In the social organism such high specialism and efficiency as we have is due to the progressive force of our economic development, calling forth such positive preference in some men that they will do the work they like best. All the world’s great servants and helpers have been thus driven from within, by the rising flood of social energy, specialised to one burning focal point of expression. Such men work without reward, and regardless of opposition; work their lives long, often live and die poor and unhonoured, simply because they were true to their fundamental duty as human beings—to serve Society in the function for which they were evolved. In spite of their neglect, abuse, and injury, they are not to be pitied; for, on the one hand, they had the enormous joy of serving humanity; and on the other—even if they were not aware of that high pleasure—they had the intense functional satisfaction of doing the work they were made for.
We are so used to “the dull level of mediocrity,” and the labour whose noblest height is conscientious effort, that when we do find a strongly specialised individual so highly fitted to perform one service that he can do no other—we call him a genius. So great is the power of working in these “geniuses”—the happy lavish outpour of social energy through a natural channel—that we have put the cart before the horse as usual, and defined genius as “the capacity for hard work.” There are a thousand hard workers for one genius, but a fact like that does not worry our shallow generalisers. Unfortunately, owing to our lack of true education and the crushing weight of the false, only the exceptional genius now and then succeeds in forcing his way to his true place, and he does it by breaking through the poor, blundering, reward-and-penalty system with which we obstruct social development, and by letting out what is in him, producing his natural fruitage of work, quite irrespective of pay or punishment.
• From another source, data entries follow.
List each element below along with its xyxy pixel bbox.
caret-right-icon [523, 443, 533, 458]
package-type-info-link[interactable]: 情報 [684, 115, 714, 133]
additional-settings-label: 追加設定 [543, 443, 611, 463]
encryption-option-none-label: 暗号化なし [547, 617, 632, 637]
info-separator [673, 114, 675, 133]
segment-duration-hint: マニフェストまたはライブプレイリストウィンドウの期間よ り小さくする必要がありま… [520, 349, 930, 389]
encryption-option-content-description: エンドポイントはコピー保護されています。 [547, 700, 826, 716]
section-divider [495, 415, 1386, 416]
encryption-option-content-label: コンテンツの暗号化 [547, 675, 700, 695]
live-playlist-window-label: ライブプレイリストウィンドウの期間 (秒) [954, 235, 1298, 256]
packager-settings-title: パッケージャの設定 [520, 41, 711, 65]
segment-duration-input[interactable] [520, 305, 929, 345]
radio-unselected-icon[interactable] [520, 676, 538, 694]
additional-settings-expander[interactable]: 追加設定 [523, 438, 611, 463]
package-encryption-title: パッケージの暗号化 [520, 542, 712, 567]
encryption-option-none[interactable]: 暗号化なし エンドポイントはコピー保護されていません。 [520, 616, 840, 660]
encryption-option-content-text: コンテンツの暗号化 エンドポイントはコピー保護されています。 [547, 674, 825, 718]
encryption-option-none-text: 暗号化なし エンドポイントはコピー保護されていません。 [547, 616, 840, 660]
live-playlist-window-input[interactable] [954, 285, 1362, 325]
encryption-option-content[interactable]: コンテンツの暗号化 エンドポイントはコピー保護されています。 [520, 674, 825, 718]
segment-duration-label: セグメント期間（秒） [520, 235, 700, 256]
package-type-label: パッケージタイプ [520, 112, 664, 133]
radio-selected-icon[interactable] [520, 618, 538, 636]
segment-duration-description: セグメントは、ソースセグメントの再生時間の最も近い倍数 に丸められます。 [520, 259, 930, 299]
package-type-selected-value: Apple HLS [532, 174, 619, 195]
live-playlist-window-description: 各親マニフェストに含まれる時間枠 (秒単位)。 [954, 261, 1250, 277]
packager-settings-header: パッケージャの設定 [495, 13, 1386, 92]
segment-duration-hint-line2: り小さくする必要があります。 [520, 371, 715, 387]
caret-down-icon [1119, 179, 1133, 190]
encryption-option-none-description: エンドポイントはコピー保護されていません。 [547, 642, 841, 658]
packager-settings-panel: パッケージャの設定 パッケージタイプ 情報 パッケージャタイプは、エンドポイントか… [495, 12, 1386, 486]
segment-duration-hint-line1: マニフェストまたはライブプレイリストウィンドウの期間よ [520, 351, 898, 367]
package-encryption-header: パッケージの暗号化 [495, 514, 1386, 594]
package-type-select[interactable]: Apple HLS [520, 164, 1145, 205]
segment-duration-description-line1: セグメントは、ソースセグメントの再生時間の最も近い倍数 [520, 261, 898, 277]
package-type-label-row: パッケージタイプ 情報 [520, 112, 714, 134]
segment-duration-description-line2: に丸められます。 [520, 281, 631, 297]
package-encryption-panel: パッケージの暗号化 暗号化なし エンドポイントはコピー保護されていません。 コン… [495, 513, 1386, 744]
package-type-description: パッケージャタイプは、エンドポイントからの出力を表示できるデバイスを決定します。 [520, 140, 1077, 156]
Thanks to this quenchless functional vigour of Society we are never without some natural work; and thanks to our vast facility of transmission we all share in the products of genius to a greater or less extent. Yet it is but a painful and niggard harvest compared to the universal crop we might enjoy if we would let it grow. Happiness to the individual is in fulfilment of function, it is as much in farming as in fiddling, if you like it—“every man to his taste.” And the benefit to society lies in every man’s working “to his taste”; as beautiful and desirable a combination as need be imagined.